**Disclaimer: This entry may sound a little self-centered.**
Today, my boss led me and my colleagues with this exercise of drawing a tree with:
- Roots
- Trunk
- Branches & Leaves
- Weeds on the ground
- Bird (anywhere; can fly, can perch on branches, can be on the ground, etc)
- Where is this tree?
Then, boss got us to name a few things for each component:
- Roots: Without roots, the tree will never be upright. Question - whenever we are in need of someone urgently, who can we turn to? The Need for Love & Belonging
- Trunk: A trunk is strong & sturdy. It's the part where the branches branches out at the end. Without the trunk, the branches will not be there. Question - what are our strengths? The Need for Power
- Branches & Leaves: They are free, waving in the sky, etc. Question - what are the things we enjoy doing? What is the things we do that keeps us alive? The Need for Fun
- Weeds & bird: These two interlinks. Weeds are not useful. They are things that needs to be rid off. Question - What are the things we would want freedom FROM? And in relation (to the bird), what do we want to be free to BE? The Need for Freedom
- Think & share: I am the tree now, where am I located? (Boss shared that some may share that they look around them and find themselves in a cage) The Need for Security
After all the sharing, I made my way to lunch. Then, I received news that my colleague is unable to cover duty at the Home for me this Sunday, which means that I have to find replacement. I truly experienced today that the feeling of being rejected, not once, not twice & not even thrice, 8 times is heart-wrenching.
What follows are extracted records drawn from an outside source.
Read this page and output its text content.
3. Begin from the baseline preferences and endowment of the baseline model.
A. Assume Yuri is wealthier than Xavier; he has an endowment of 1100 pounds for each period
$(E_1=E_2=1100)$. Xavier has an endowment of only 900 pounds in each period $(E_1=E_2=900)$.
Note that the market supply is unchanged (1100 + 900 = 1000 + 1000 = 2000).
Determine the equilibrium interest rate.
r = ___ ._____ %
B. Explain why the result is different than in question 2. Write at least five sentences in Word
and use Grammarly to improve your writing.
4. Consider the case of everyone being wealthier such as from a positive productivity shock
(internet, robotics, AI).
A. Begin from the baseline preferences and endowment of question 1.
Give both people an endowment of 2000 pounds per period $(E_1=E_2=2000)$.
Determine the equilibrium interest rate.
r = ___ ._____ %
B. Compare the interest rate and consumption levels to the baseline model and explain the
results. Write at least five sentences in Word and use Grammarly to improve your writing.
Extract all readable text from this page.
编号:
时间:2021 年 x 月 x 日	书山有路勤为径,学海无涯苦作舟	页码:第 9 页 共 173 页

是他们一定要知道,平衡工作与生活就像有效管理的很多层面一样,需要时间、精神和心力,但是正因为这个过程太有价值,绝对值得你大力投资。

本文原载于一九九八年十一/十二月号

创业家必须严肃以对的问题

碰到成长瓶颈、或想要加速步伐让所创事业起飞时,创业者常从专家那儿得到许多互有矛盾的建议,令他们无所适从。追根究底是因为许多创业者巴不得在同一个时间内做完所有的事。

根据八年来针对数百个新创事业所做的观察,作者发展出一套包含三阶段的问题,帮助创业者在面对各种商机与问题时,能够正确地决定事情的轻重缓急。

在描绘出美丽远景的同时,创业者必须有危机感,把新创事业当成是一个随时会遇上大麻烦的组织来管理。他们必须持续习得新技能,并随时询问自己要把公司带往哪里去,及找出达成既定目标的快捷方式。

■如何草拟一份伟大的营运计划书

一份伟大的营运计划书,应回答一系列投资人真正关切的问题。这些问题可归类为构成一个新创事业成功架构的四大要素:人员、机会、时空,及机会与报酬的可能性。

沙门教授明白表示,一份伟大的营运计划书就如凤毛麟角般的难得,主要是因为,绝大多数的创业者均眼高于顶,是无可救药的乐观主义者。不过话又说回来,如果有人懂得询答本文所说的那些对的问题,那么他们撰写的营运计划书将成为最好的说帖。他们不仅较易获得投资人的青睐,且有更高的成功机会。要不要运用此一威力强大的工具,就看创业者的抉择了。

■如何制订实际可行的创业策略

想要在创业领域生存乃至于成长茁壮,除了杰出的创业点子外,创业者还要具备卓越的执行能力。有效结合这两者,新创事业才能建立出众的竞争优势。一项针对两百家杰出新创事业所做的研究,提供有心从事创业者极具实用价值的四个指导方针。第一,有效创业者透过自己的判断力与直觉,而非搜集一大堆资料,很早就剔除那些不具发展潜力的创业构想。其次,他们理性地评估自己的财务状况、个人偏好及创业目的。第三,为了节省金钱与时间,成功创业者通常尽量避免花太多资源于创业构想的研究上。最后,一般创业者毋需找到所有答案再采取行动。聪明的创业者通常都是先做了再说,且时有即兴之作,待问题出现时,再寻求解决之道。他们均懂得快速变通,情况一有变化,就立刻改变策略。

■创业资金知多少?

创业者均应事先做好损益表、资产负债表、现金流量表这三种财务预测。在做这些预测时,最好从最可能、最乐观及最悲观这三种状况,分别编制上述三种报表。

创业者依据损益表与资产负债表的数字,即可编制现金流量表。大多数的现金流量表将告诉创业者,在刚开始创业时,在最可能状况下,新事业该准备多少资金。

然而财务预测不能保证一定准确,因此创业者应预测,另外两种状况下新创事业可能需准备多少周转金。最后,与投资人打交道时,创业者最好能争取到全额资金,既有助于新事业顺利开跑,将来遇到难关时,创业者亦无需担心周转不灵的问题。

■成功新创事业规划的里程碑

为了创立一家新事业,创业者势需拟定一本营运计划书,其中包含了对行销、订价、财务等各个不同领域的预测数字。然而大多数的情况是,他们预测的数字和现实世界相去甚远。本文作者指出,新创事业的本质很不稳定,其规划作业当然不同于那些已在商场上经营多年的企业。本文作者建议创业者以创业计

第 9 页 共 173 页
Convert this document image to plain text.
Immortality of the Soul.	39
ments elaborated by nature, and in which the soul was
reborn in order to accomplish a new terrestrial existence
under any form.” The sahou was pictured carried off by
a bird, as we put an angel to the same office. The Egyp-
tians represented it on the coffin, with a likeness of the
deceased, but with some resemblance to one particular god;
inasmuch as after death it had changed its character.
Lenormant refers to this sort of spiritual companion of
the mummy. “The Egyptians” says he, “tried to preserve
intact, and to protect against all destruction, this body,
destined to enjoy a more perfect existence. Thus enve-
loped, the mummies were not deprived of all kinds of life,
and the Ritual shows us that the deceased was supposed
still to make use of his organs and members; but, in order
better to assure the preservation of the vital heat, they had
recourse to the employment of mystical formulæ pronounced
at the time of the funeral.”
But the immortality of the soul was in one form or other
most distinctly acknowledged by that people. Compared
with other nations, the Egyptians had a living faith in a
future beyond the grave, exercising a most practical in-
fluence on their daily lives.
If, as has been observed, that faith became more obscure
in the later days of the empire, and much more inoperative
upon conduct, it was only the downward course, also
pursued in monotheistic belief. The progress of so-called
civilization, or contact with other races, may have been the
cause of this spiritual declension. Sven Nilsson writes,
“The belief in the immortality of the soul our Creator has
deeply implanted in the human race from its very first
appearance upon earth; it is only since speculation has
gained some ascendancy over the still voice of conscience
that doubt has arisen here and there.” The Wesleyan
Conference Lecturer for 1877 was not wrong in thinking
On one hand, I fully accept the reasons given to me (& I can't blame them for rejecting me cause to begin with, they are not from my department thus, it's really a favor I am asking) & resigned to the fact that I am working on Sunday again. On the other hand, I feel like a child who was given a whole lot of toys ONLY to be taken away all of a sudden. I was excited that I could attend my church service, I have plans to attend several meetings & finally, go home early to help out in my family's Chinese New Year reunion dinner. ONLY to be told that I could do none of it.
Then I realize that I am feeling miserable because my need for fun has not been met for a long time. *sigh* But at least one thing I can really thank God for is that after Chinese New Year, I will finally, after 8 months, have a partner at work! Which means that my weekend duties are going to be more structured. Which means that if no one else can help out on the weekend, I am not the defaulted answer people look at. Which means that I will finally have a 2nd opinion. Which means that I have someone to look out for my blind spots. Which means that I have someone to share my casework with. Actually, all in all, it means A LOT to me.
Hmm... Now that I have listed down, my heart don't seem to be that heavy after all.